Shared in hopes this will save others from this tragic behavior!
I have three cats that live with my family at home. Normally they are content to remain aloof, allowing us to serve them food at their whim and clean out their litterbox. They allow us to do that out of their desire to obtain every creature comfort they can envision. All we have to do is not ask anything of them in return.
That arraignment has worked perfectly well for a few years now. We put food in their bowl and they empty it. They put poop and pee in the litterbox and we empty it. It is the “Tit for tat” of our understanding with them.
That is until two months ago when my wife noticed a fragrant smell on our new cloth ottoman. It seemed that one of the cats had left a territorial marker on the furniture. In the years preceding this we had never had a problem, so we were shocked. We quickly got out the cleaning materials and scrubbed the fabric. My sister in law volunteered some spray scent neutralizer, from her failed cat experience, for the clean-up. We hoped upon hope that the “accident” was a one- time occurrence!

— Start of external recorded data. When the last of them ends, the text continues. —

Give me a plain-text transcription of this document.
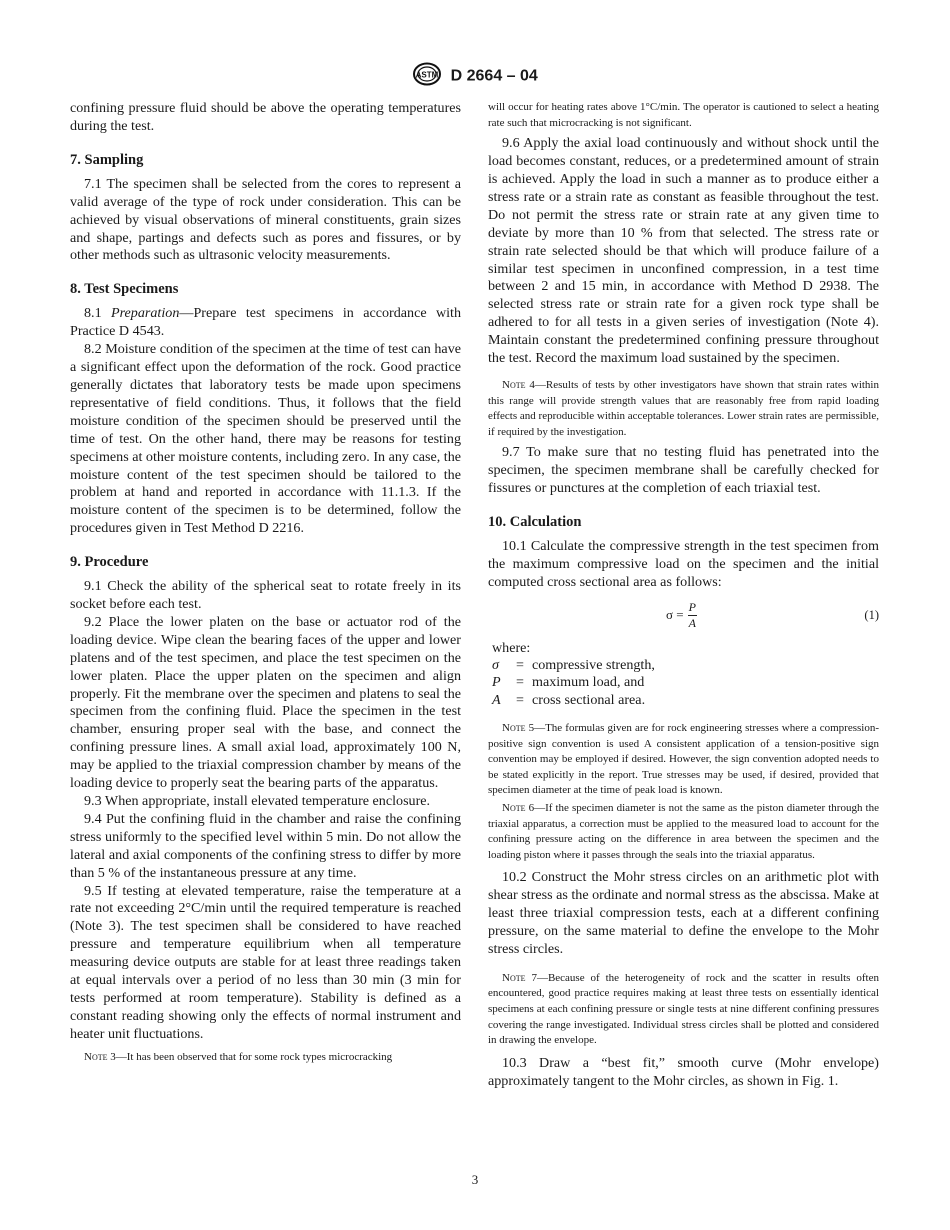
ASTM D 2664 – 04

confining pressure fluid should be above the operating temperatures during the test.

7. Sampling

7.1 The specimen shall be selected from the cores to represent a valid average of the type of rock under consideration. This can be achieved by visual observations of mineral constituents, grain sizes and shape, partings and defects such as pores and fissures, or by other methods such as ultrasonic velocity measurements.

8. Test Specimens

8.1 Preparation—Prepare test specimens in accordance with Practice D 4543.

8.2 Moisture condition of the specimen at the time of test can have a significant effect upon the deformation of the rock. Good practice generally dictates that laboratory tests be made upon specimens representative of field conditions. Thus, it follows that the field moisture condition of the specimen should be preserved until the time of test. On the other hand, there may be reasons for testing specimens at other moisture contents, including zero. In any case, the moisture content of the test specimen should be tailored to the problem at hand and reported in accordance with 11.1.3. If the moisture content of the specimen is to be determined, follow the procedures given in Test Method D 2216.

9. Procedure

9.1 Check the ability of the spherical seat to rotate freely in its socket before each test.

9.2 Place the lower platen on the base or actuator rod of the loading device. Wipe clean the bearing faces of the upper and lower platens and of the test specimen, and place the test specimen on the lower platen. Place the upper platen on the specimen and align properly. Fit the membrane over the specimen and platens to seal the specimen from the confining fluid. Place the specimen in the test chamber, ensuring proper seal with the base, and connect the confining pressure lines. A small axial load, approximately 100 N, may be applied to the triaxial compression chamber by means of the loading device to properly seat the bearing parts of the apparatus.

9.3 When appropriate, install elevated temperature enclosure.

9.4 Put the confining fluid in the chamber and raise the confining stress uniformly to the specified level within 5 min. Do not allow the lateral and axial components of the confining stress to differ by more than 5 % of the instantaneous pressure at any time.

9.5 If testing at elevated temperature, raise the temperature at a rate not exceeding 2°C/min until the required temperature is reached (Note 3). The test specimen shall be considered to have reached pressure and temperature equilibrium when all temperature measuring device outputs are stable for at least three readings taken at equal intervals over a period of no less than 30 min (3 min for tests performed at room temperature). Stability is defined as a constant reading showing only the effects of normal instrument and heater unit fluctuations.

Note 3—It has been observed that for some rock types microcracking

will occur for heating rates above 1°C/min. The operator is cautioned to select a heating rate such that microcracking is not significant.

9.6 Apply the axial load continuously and without shock until the load becomes constant, reduces, or a predetermined amount of strain is achieved. Apply the load in such a manner as to produce either a stress rate or a strain rate as constant as feasible throughout the test. Do not permit the stress rate or strain rate at any given time to deviate by more than 10 % from that selected. The stress rate or strain rate selected should be that which will produce failure of a similar test specimen in unconfined compression, in a test time between 2 and 15 min, in accordance with Method D 2938. The selected stress rate or strain rate for a given rock type shall be adhered to for all tests in a given series of investigation (Note 4). Maintain constant the predetermined confining pressure throughout the test. Record the maximum load sustained by the specimen.

Note 4—Results of tests by other investigators have shown that strain rates within this range will provide strength values that are reasonably free from rapid loading effects and reproducible within acceptable tolerances. Lower strain rates are permissible, if required by the investigation.

9.7 To make sure that no testing fluid has penetrated into the specimen, the specimen membrane shall be carefully checked for fissures or punctures at the completion of each triaxial test.

10. Calculation

10.1 Calculate the compressive strength in the test specimen from the maximum compressive load on the specimen and the initial computed cross sectional area as follows:

$\sigma = \frac{P}{A}$	(1)
where:
σ	= compressive strength,
P	= maximum load, and
A	= cross sectional area.

Note 5—The formulas given are for rock engineering stresses where a compression-positive sign convention is used A consistent application of a tension-positive sign convention may be employed if desired. However, the sign convention adopted needs to be stated explicitly in the report. True stresses may be used, if desired, provided that specimen diameter at the time of peak load is known.

Note 6—If the specimen diameter is not the same as the piston diameter through the triaxial apparatus, a correction must be applied to the measured load to account for the confining pressure acting on the difference in area between the specimen and the loading piston where it passes through the seals into the triaxial apparatus.

10.2 Construct the Mohr stress circles on an arithmetic plot with shear stress as the ordinate and normal stress as the abscissa. Make at least three triaxial compression tests, each at a different confining pressure, on the same material to define the envelope to the Mohr stress circles.

Note 7—Because of the heterogeneity of rock and the scatter in results often encountered, good practice requires making at least three tests on essentially identical specimens at each confining pressure or single tests at nine different confining pressures covering the range investigated. Individual stress circles shall be plotted and considered in drawing the envelope.

10.3 Draw a “best fit,” smooth curve (Mohr envelope) approximately tangent to the Mohr circles, as shown in Fig. 1.

3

For a week or so it appeared like we were lucky, until my wife went to grab some freshly washed laundry waiting to be folded. “That’s weird” she said. “Some of the clothes are still wet!”
She dropped the hamper and screamed, “Those damn cats peed all over our clothes! They are your cats, go teach them not to do that.” Now I admit the cats and I do have a relationship, but it only covers where each of us lay at naptime, other than that I am just a member of the “feed and scoop team”.
My wife screamed, “If those cat can’t control themselves – we’ll have to get rid of them — and as far as I’m concerned,” she continued. “Those cats have used up two lives. If they use them all up – they go! One way or another.”
Things went from bad to worse in our home and more accidents happened. My daughter came home from college with a load of clothes to wash. Within just a few minutes the entire load was “pre-treated”! Later that day two upholstered chairs were soaked and to make things worse, we were not totally sure of which cat was the culprit. Although one of them did appeared a little sheepish when my wife interrogated them.
“They used up six lives” my wife pointedly said. “Cats only get nine!”
We were desperate. We actually liked our cats and thought we were bonded. They had recently taught us how to play fetch with them. We pulled up the ASPCA website and typed in Cat Pee. Thousands of articles came up including; “How to break a cat that is marking territory in 200 easy steps.” Another claimed, “High powered cleaners guaranteed to eliminate fabric color and smells!” One other mentioned, “10 foolproof methods to burn a house for the insurance.”
It looked like there might be no answers until my wife spotted, “Pheromones – The natural way to control your cat!” “Chemicals” I said. “I knew that Monsanto and DuPont would have the answer.” We went to our local PetSmart and purchased every sprayer/diffuser/applicator that mentioned pheromones. We also found cat collars infused with Chamomile – guaranteed to give your cat a sense of well-being. And, just for the heck of it we got one more covered litter box to give them another option.
$200.00 dollars later we left the store, but not before a clerk said. “Make sure you have your Vet check your cat, it might just be an infection!”
We got home and deployed our chemicals, put collars on our cat, and set-up a new litter station. We were sure we had found the solution. Our cats would inhale the fumes and float off into an euphoric cat trance, ending our woes.
Two hours later, our young male, Charlie jumps onto a sweatshirt I had just taken off and squatted- peeing all over it. I grabbed him and tossed him out the door. (He is an indoor/outdoor cat) I was shocked the cat just did it right in front of me and what was worse, he was wearing that stupid collar. “That’s seven strikes!” My wife yelled.
We knew we had to take action. We immediately made an emergency vet appointment to have him checked for an infection.
The next day we loaded the cat into a carrier and brought him to the Vet. A quick exam showed no sign of an infection or fever. But the Vet did say that sometimes a change in furniture or the arrival of a new cat in the neighborhood could cause that behavior. She also asked how many litter boxes we had and what type. It seems cat can be very particular about toilet facilities and some don’t like having lids on them. She suggested we take them all off the trays when we get home.
We get home and did what the Vet said to do. We uncovered all the trays, even though we had paid big bucks for them in the hopes it would contain the mess and foul odors.
We let Charlie out of his carrier and he immediately went to the tray and peed in it. It was like he had been waiting for weeks for us to do that.
We have had no further problems with the cat’s pee – thanks heaven because Charlie was running out of lives.